What are some other ways you might signal the history for people who don’t already know it?

Sometimes the buildings have plaques or markers around him. Sometimes there’s art with some type of sculpture art around with some type of message about a specific event. Other than that, I think it’s going to take people being inquisitive. We also have a website called Open Durham where you can look at old buildings and see see their evolution and then see their stories written in blog form. And we now allow people to upload photos and tell the story of your family’s house or a building in town. We also do tours every Saturday – they’re free and open to the public. There are lots of ways for people to learn more about what’s around them.

What are you hoping to accomplish as Executive Director?

I hope to continue spreading the message that preservation is relevant today and to help people understand that you love historic buildings whether you know it or not because everyone loves interesting buildings. This is why we travel to other countries, because we love the culture we love the richness and we love the buildings because they provide all of that richness that we’re looking for. So my goal is to figure out how do we continue to make our communities interesting and unique? I hope people will want to work with us to protect our buildings.
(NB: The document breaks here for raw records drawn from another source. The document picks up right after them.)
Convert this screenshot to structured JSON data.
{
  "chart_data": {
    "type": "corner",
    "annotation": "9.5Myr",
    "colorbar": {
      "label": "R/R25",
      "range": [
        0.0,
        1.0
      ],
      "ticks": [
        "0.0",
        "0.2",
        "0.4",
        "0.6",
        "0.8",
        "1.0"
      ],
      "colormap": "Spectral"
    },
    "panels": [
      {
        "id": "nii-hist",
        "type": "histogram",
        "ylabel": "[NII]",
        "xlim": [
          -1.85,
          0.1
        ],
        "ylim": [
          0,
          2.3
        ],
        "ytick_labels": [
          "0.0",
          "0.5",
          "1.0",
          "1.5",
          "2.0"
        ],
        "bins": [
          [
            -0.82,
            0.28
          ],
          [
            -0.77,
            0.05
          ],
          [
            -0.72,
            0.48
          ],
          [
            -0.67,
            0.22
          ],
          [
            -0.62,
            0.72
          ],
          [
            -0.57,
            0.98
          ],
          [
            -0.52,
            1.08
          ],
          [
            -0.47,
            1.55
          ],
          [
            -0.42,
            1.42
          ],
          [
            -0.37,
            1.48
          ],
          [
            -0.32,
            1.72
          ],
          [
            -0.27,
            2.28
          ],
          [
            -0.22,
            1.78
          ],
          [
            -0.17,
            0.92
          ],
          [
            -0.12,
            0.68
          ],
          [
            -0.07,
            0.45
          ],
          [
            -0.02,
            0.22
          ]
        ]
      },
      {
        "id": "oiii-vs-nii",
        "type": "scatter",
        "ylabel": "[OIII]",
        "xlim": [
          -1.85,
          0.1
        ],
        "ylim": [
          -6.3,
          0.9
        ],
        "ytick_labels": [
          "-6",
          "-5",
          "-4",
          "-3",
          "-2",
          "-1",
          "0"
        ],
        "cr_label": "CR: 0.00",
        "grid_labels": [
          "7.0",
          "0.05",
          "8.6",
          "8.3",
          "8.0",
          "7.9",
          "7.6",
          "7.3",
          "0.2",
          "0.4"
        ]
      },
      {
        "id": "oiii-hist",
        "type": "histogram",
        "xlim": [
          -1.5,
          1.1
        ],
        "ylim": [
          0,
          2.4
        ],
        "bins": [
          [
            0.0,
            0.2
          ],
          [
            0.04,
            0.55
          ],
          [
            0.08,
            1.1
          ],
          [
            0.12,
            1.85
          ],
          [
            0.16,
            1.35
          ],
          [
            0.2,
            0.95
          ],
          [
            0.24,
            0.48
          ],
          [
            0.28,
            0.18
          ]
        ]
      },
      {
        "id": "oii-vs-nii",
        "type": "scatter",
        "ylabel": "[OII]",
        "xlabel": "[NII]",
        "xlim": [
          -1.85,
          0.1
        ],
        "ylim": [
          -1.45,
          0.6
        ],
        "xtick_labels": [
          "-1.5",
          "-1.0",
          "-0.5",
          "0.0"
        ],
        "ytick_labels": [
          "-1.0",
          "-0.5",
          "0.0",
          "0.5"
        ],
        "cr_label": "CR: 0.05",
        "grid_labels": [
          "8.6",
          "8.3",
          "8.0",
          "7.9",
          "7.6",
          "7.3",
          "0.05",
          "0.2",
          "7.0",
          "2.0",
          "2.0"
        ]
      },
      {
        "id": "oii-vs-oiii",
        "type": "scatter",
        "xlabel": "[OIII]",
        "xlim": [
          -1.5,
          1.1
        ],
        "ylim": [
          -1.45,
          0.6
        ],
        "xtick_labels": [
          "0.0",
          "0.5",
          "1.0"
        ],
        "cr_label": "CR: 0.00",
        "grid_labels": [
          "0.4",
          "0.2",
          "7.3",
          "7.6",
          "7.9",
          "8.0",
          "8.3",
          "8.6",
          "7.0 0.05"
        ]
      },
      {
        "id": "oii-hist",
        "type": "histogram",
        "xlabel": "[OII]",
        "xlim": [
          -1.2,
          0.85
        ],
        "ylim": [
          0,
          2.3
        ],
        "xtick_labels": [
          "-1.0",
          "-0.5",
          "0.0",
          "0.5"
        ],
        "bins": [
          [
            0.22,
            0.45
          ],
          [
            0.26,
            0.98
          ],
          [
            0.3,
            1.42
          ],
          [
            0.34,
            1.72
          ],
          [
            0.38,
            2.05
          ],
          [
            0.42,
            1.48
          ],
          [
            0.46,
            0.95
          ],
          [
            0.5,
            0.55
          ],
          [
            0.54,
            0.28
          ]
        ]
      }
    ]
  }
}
Featured Image: The former Liggett & Myers Tobacco Company building in downtown Durham. Photo credit: Preservation Durham

April Johnson is the new Executive Director of Preservation Durham, a local nonprofit organization dedicated to protecting Durham’s historic assets through action, advocacy and education. Johnson grew up in Goldsboro, North Carolina and has always been interested in old buildings but didn’t know she could make a career out of it until a fateful conversation with an economics professor who encouraged her to explore urban planning. Before coming to Preservation Durham, Johnson worked as a historic preservation planner in Winston-Salem and Charlottesville.

About the Author: Lucia Constantine is a second-year master’s student in the Department of City and Regional Planning. Her planning interests include immigrant integration into cities and inclusive economic development. Prior to coming to UNC, Lucia worked in higher education and nonprofits. She likes listening to podcasts, baking with alternative grains, and taking unreasonable walks.